The boy had been frightened by the gravity of his father’s voice and, as he always did when he was frightened, he had hastened away as quickly as he could to his mother, and in a few minutes he had forgotten his discomfort.

Madame Wu had come to the house soon afterward. On the tenth day after the marriage, Old Gentleman had sent for her to come to his library, and had talked with her thus about his son: “He is what you will make him. Some men make themselves, but he will always be made by women. Yet you must not let him know this. Never reproach him with his own weakness, for then he will become wholly weak. Never let him feel that but for you he would be useless, for then he will indeed become useless.

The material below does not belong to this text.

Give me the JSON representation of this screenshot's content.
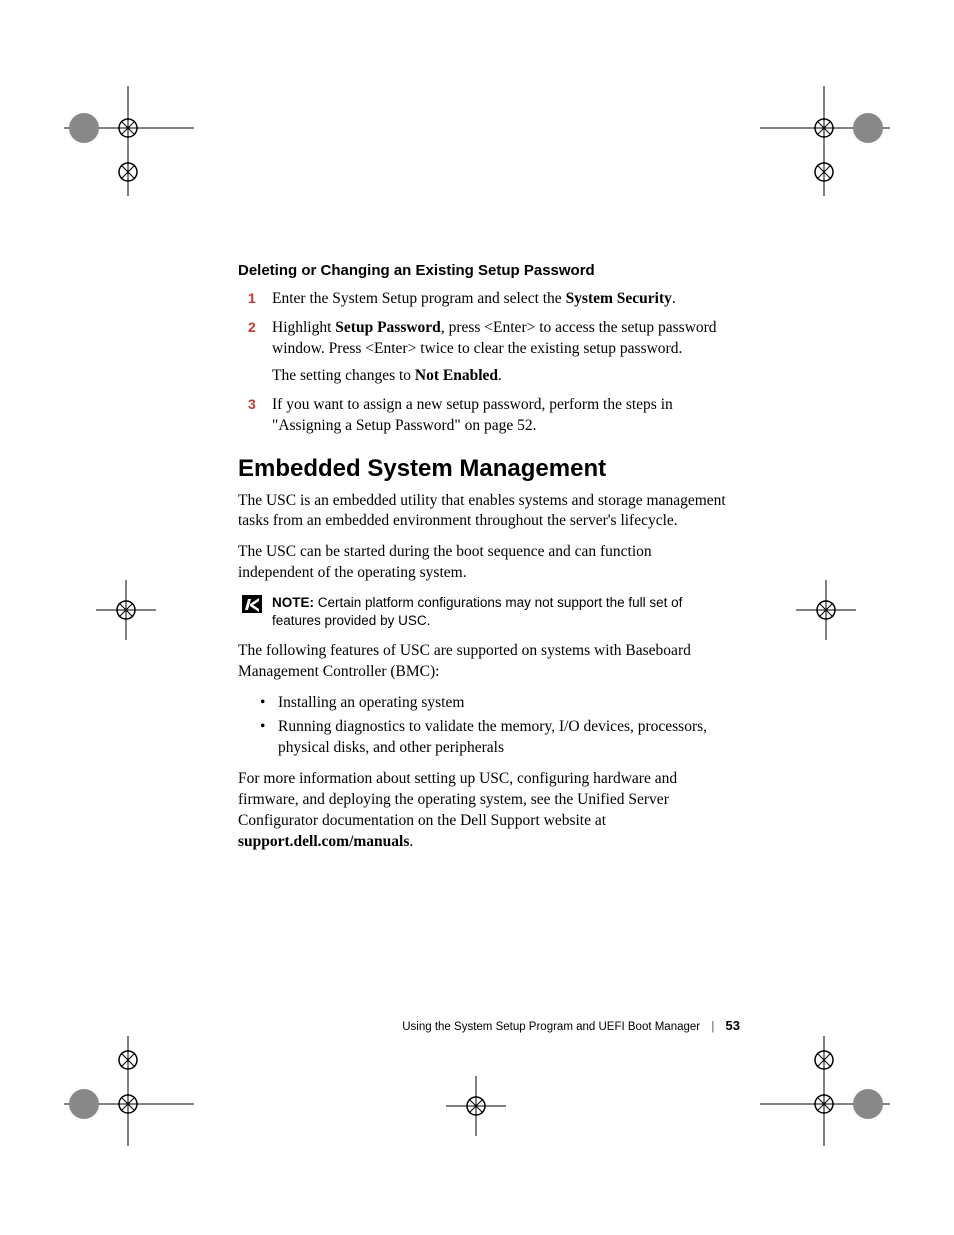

You must search for the few strong threads in him and weave your fabric with those, and where the threads are weak, never trust to them. Supply your own in secret.”

She had been very young then, and her bridegroom was handsome and gay, and she was drunk with marriage. She was afraid of nothing.

“I love him,” she had said simply to Old Gentleman.

He had looked startled, for it was not usual for a woman to speak so boldly. But the voice in which she had uttered these extraordinary words was very soft and pretty, and she had looked so delicate and innocent as she spoke them that he had not the heart to reproach her.

Instead of reproach he had merely inclined his head and said, “Then you have a woman’s sharpest weapon in your hand.”

It had been perhaps ten years before Madame Wu had come to the full comprehension of the man to whom she was married and whom she loved still, with tenderness. So slowly, so gradually that she had not felt the pain of disappointment, she had found all the boundaries of his mind and soul. The space within these boundaries was small. The curiosities and questions which had at first excited her because she had taken them to be stirrings of intelligence, she saw now had no root. They were no more than ways to pass the time. They led to no end. At any moment he might grow weary of a question and cease to pursue it, and then she must discover the way the next wind blew.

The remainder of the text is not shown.